Just an idea: Sobiech et al compared TerraSAR-X (X-Band), Envisat-ASAR (C-Band) and ALOS (L-Band) for soil mositure estimation in the Lena Delta. You can find the abstract here: http://meetingorganizer.copernicus.org/EGU2011/EGU2011-607-1.pdf
For this reason you may consider to use Sentinel-1 (C-Band), ALOS-2 or Radarsat-2 data. These sensors offer high resolution less than 30 meter (depends on the acquisition mode).
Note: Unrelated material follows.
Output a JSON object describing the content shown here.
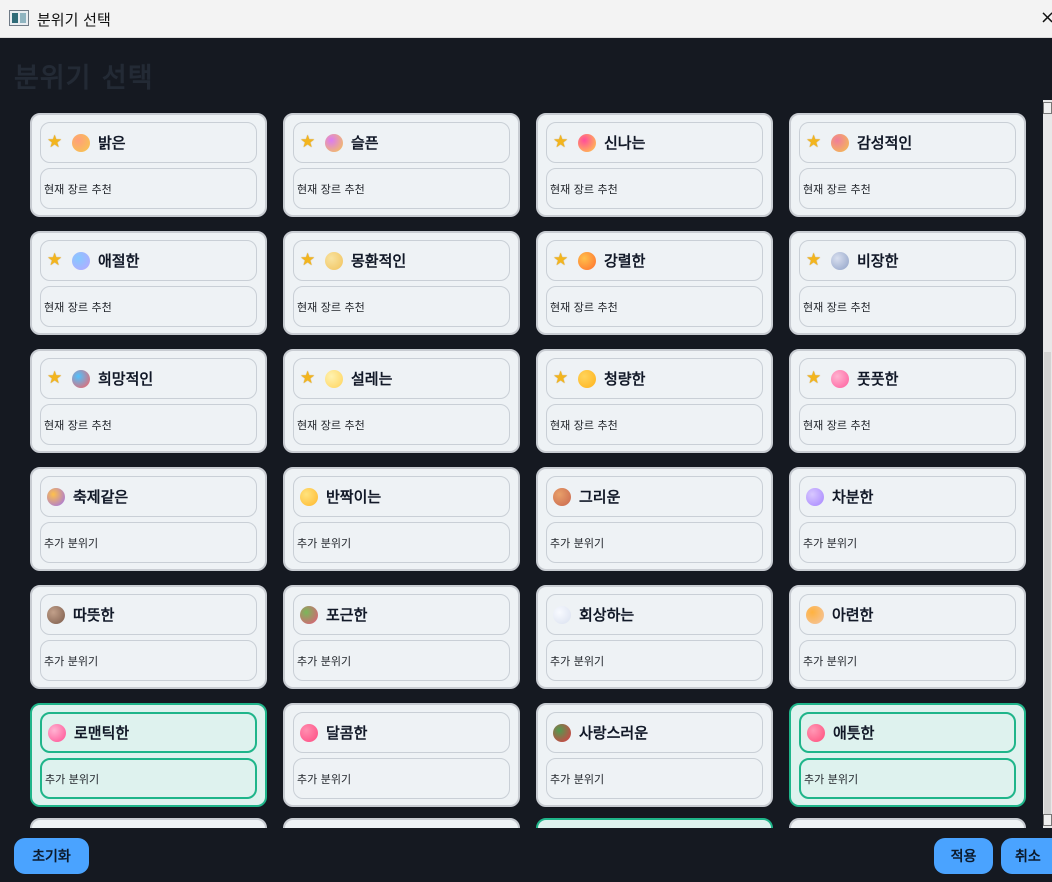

Most promising for the estimation of soil mositure with SAR - as far as I know - is the application of "long" wavelengths, like L-Band.
Two satellite systems are specifically dedicated to the measurement of soil moisture:
- ESA's Soil Moisture and Ocean Salinity (SMOS), launched on 2 November 2009 with an expected lifetime of 3 years but still operational today: http://www.esa.int/Our_Activities/Observing_the_Earth/SMOS
The spatial resolution of this passive sensor is 35 km at the centre of the field of view.
- NASA's Soil Moisture Active Passive (SMAP), launched 31 January 2015 with an expected lifetime of 3 years:
http://smap.jpl.nasa.gov/
Three products are expected from this instrument, at spatial resolutions of 3, 9 and 36 km respectively.
Both of these instruments offer products at rather coarser spatial resolution than what you are asking for, but they make a best effort to focus on soil moisture. The next--crucial--question to ask is "What accuracy do you need on soil moisture estimates?"
The SAR instruments mentioned by Tobias target other applications and may perhaps be used successfully to retrieve soil moisture under some conditions, but you'll need to verify whether those apply to your area of interest. In any case, the main issue is that active microwave signals are sensitive to various surface properties, most notably the dielectric constant (a characteristic that is dependent on water) and the roughness of the surface materials (which does not depend on the presence or quantity of water). So, to retrieve soil water from microwave measurements you need fairly sophisticated models capable of taking into account these various processes. It's a non trivial task.
Your best bet is probably to combine models with observations, using other sources of information as proxies to spatially distribute the satellite measurements obtained at coarser resolutions.